Houston, Texas Houston's close tie to the Caribbean, as well as its dominant global energy industry, thriving industrial base, huge Texas Medical Center complex and first-rate airport all work to its long-term advantage. Arguably the big city in the U.S. with the healthiest economy, Houston is also investing in a "green" future; last year it was the nation's largest municipal purchaser of wind energy.

This all seems correct, based on my recent trip to Houston. I was in fact going to a conference trying to exchange ideas between medical device manufacturers and the energy industry. There is much that remains unsaid of course. Most people would never think of Houston as green simply because it is so big and sprawling. Appearances can deceive of course, and I have not invested the time to look into this, but from being there, Houston seems like a city dominated by cars. The traffic was astoundingly bad.

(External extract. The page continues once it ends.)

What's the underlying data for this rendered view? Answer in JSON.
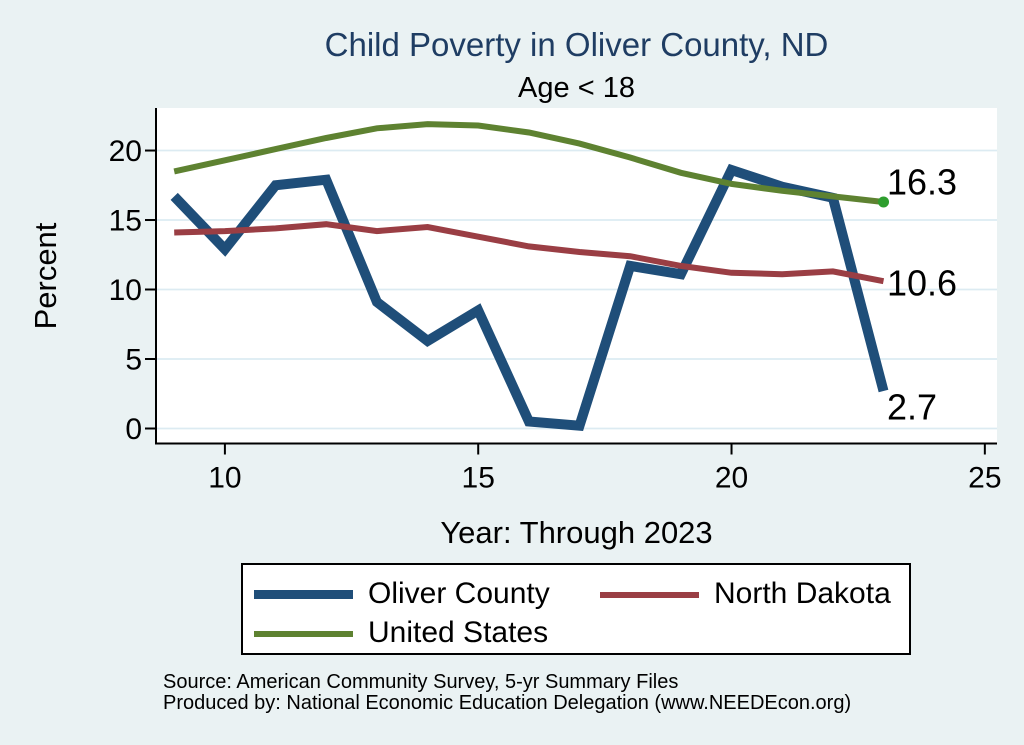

It was so bad that I missed my flight, and I had to spend an extra 6 hours in the city. Fortunately, I was able to take a bus downtown from the airport and investigate the city further. I rather enjoyed Houston's mass transit. The bus dropped me off at the downtown transit hub, and I hopped on the light rail to explore downtown. Like many major American cities, the mass transit is pretty good, it just is hard to get everyone to use it. The light rail runs north-south in Houston. There is a lot of the city that isn't anywhere close to it. My friend that I stayed with in Houston takes the bus to the light rail, and the light rail to the M. D. Anderson Cancer Center.  This is a pretty good option. Less time, less stress. However, SWPLs don't like riding the bus, so many of the residents don't take advantage of this option, and instead struggle on the freeways.

The whole road system seemed like a nightmare to me. I am grateful that Arizona has such good roads, and realize that I am spoiled when I go to other cities. Phoenix has one of the best freeway layouts of any city I have ever been in, and the roads are always repaired promptly, and well-signed. Houston freeways almost seemed designed for gridlock. There was a slowdown everytime two freeways merged, which was frequently, and the exits were poorly marked. The surface roads were not much better. Lots of dips to collect water and strange mergings. To be fair, almost any major city in the US has traffic problems these days, but some are definitely worse than others.

Houston definitely seemed like a place where I could find a job. That was after all one of the criteria Kotkin used to place Houston on this list. I did not get the chance to tour the trendy areas north of downtown, but the success of areas like these is pretty crucial to urban living.

I could probably live in Houston if I had to, but I did not immediately like the city in the same way I liked Seattle when I was there last year. However, I would worry less about finding work and being able to buy a house in Houston.